Not to mention, that by the end at the aforementioned party Drea resorts to publicly bullying Eleanor in front of their enclosed circle of fake friends and then confronts her outside, wanting to bury the hatchet and end their cycle of revenge. Max suddenly emerges and admits that he leaked the video as his own revenge on Drea for just being her selfish, methodical self and threatens to expose the girls. But picking up a few skills from her “revenge mommy”-the amount of vomit-inducing terms in this movie are insurmountable. Eleonor secretly records Max’s confessions and projects it at the party for all to see, taking down the sleazy, fake feminist that started it all. The film ends with Drea and Eleanor repairing their friendship because they “get each other”-I suppose that this movie’s message is true connectivity and friendship outweighs someone’s literal attempts to demolish you and your family. Many are calling this film a light-hearted teen comedy with two of TVs most prevalent actors tearing up the screen with their unabashed presence. However, the film’s themes and keeping the two girls together completely ignores or at least gloss over a large majority of character growth especially on Drea’s side.

Drea is painted as our main protagonist out of her and Eleanor and while I relate to her and her unrelenting anger, I can’t sympathize with her.
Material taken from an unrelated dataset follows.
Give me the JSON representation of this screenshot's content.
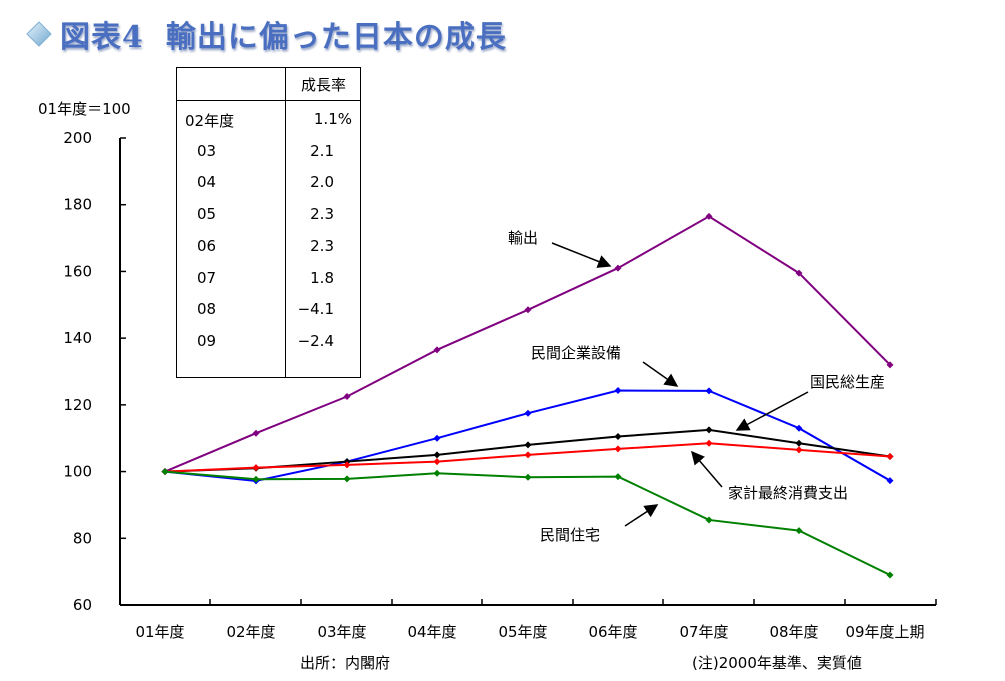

She only apologizes for her cruelty towards Eleanor at the very last minute and her words don’t feel genuine just because of how many social betrayals she’s inflicted on people for her own selfish gain. At the beginning of the film she publicly humiliates a girl just because of a small rumor she made up about her. Just about 20 minutes later she frames a girl for cocaine use who spread her leaked video around. Though Max’s action cannot be justified and it’s shameful that we never see him hauled off to jail for child pornography, I would contest that Eleanor’s initial plan of making Drea lose all her friends is in a way warranted due to not just Drea’s afflictions upon Eleanor but multiple characters in the story.

Flawed protagonists are intriguing ones, but when their redemption is so carelessly shoe-horned into the last 30 minutes of the film especially after an entire escapade demonstrating all of their glaring discrepancies, it’s hard for audiences to level their feeling towards the character. One of Drea’s sources for such intense anger is the fact that she feels betrayed by the disclusion of her performative friends who claim to fall into the woke, compassionate, progressive teen category but only care about status. But this is exactly what Drea is to! Her performativity is even more relevant simply because of the homophobic statements she made about Eleanor. Though they were children when the rumor was spread, the film fails to have Drea realize exactly how hurtful the implications of her words were. Simply put, both of our protagonists are glamorous, iconic, ideal girl bosses but not without their raging display of flaws that may leave the viewer, confused, disorientated, and ultimately coming out with a less than stellar experience.

Even after all of these factors, Do Revenge is still a wild good time with a kick-ass, mostly female soundtrack featuring Olivia Rodrigo, Billie Eilish, and Chloe Moriando just to name a few. Despite its flaws, Do Revenge certainly stands out even if its highs outweigh its lows.